Define test suites using JUnit classes positioned above feature files in folder hierarchy:

# Run test suite with tag exclusion
mvn test "-Dkarate.options=--tags ~@skipme" -Dtest=AnimalsTest

This approach uses tag-based filtering where AnimalsTest runs multiple *.feature files. The special @ignore tag is always skipped automatically.

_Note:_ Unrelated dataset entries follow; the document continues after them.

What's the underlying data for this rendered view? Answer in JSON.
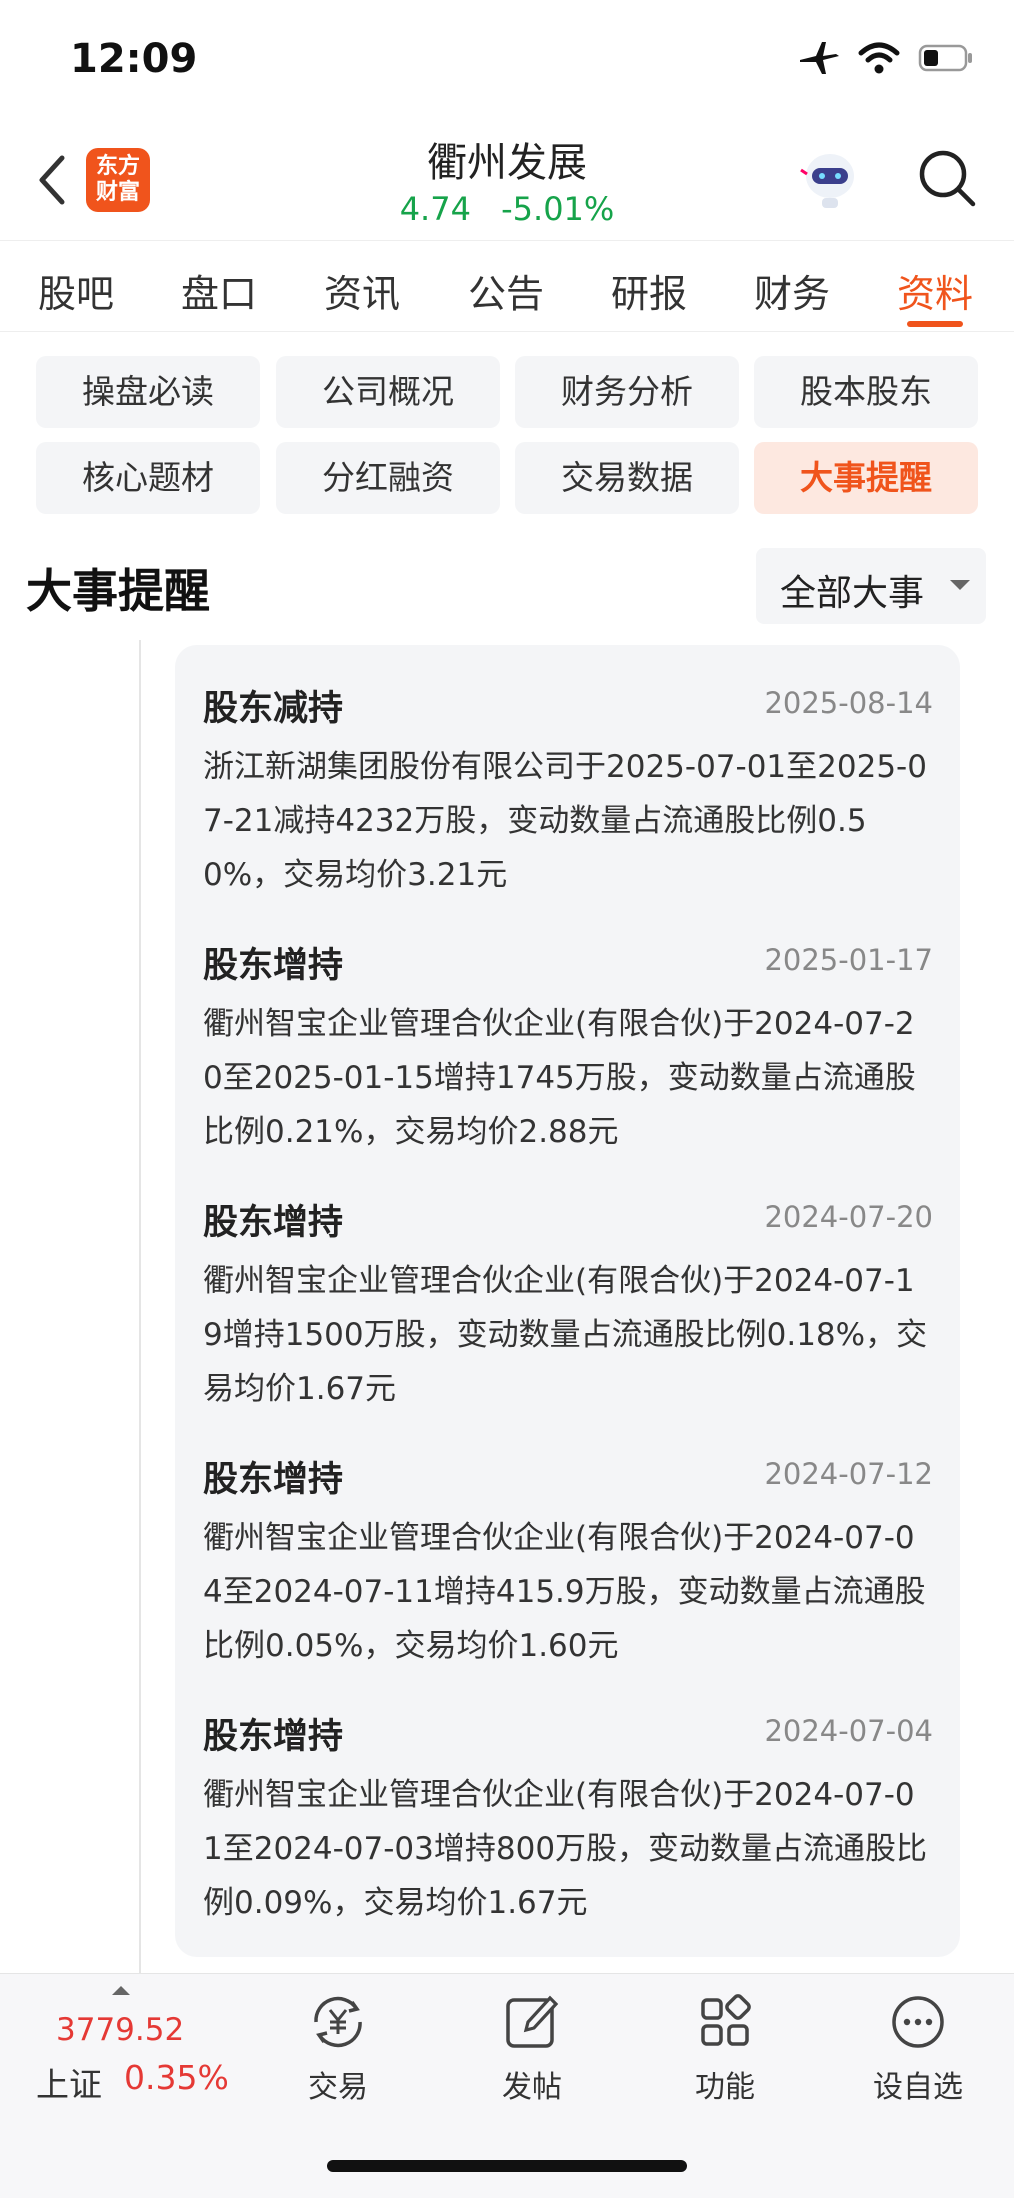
{
  "status_bar": {
    "time": "12:09"
  },
  "header": {
    "logo_text_line1": "东方",
    "logo_text_line2": "财富",
    "stock_name": "衢州发展",
    "price": "4.74",
    "change_pct": "-5.01%",
    "quote_color": "#16a34a"
  },
  "tabs": [
    {
      "label": "股吧"
    },
    {
      "label": "盘口"
    },
    {
      "label": "资讯"
    },
    {
      "label": "公告"
    },
    {
      "label": "研报"
    },
    {
      "label": "财务"
    },
    {
      "label": "资料",
      "active": true
    }
  ],
  "subnav": [
    {
      "label": "操盘必读"
    },
    {
      "label": "公司概况"
    },
    {
      "label": "财务分析"
    },
    {
      "label": "股本股东"
    },
    {
      "label": "核心题材"
    },
    {
      "label": "分红融资"
    },
    {
      "label": "交易数据"
    },
    {
      "label": "大事提醒",
      "active": true
    }
  ],
  "section": {
    "title": "大事提醒",
    "filter_label": "全部大事"
  },
  "events": [
    {
      "title": "股东减持",
      "date": "2025-08-14",
      "desc": "浙江新湖集团股份有限公司于2025-07-01至2025-07-21减持4232万股，变动数量占流通股比例0.50%，交易均价3.21元"
    },
    {
      "title": "股东增持",
      "date": "2025-01-17",
      "desc": "衢州智宝企业管理合伙企业(有限合伙)于2024-07-20至2025-01-15增持1745万股，变动数量占流通股比例0.21%，交易均价2.88元"
    },
    {
      "title": "股东增持",
      "date": "2024-07-20",
      "desc": "衢州智宝企业管理合伙企业(有限合伙)于2024-07-19增持1500万股，变动数量占流通股比例0.18%，交易均价1.67元"
    },
    {
      "title": "股东增持",
      "date": "2024-07-12",
      "desc": "衢州智宝企业管理合伙企业(有限合伙)于2024-07-04至2024-07-11增持415.9万股，变动数量占流通股比例0.05%，交易均价1.60元"
    },
    {
      "title": "股东增持",
      "date": "2024-07-04",
      "desc": "衢州智宝企业管理合伙企业(有限合伙)于2024-07-01至2024-07-03增持800万股，变动数量占流通股比例0.09%，交易均价1.67元"
    }
  ],
  "bottom_bar": {
    "index_value": "3779.52",
    "index_name": "上证",
    "index_change": "0.35%",
    "nav": [
      {
        "label": "交易",
        "icon": "yuan-exchange-icon"
      },
      {
        "label": "发帖",
        "icon": "edit-post-icon"
      },
      {
        "label": "功能",
        "icon": "grid-apps-icon"
      },
      {
        "label": "设自选",
        "icon": "more-dots-icon"
      }
    ]
  },
  "colors": {
    "accent": "#f0541c",
    "up": "#e53935",
    "down": "#16a34a"
  }
}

Maven Surefire Configuration

Lock down test execution to specific suite classes:

<plugin>
<groupId>org.apache.maven.plugins</groupId>
<artifactId>maven-surefire-plugin</artifactId>
<version>${maven.surefire.version}</version>
<configuration>
<includes>
<include>animals/AnimalsTest.java</include>
</includes>
<systemProperties>
<karate.options>--tags @smoke</karate.options>
</systemProperties>
</configuration>
</plugin>

Gradle Suite Configuration

test {
include 'animals/AnimalsTest.java'
// pull karate options into the runtime
systemProperty "karate.options", System.properties.getProperty("karate.options")
// pull karate env into the runtime
systemProperty "karate.env", System.properties.getProperty("karate.env")
// ensure tests are always run
outputs.upToDateWhen { false }
}

Limitations and Recommendations

Test Suite Drawbacks

  • No parallel execution: Traditional suite approach cannot run tests in parallel
  • Limited reporting: Reduced CI/CD integration options
  • Configuration bloat: Additional setup in pom.xml or build.gradle

Preferred Approach

Use the parallel runner for:

  • JUnit XML format generation for CI tools (**/*.xml or **/karate-reports/*.xml)
  • Cucumber JSON format support for third-party reporting plugins
  • Parallel execution without external dependencies
  • Clean configuration without build tool bloat

CI/CD Integration

The parallel runner approach provides superior CI/CD integration with standard report formats that most build systems can consume automatically.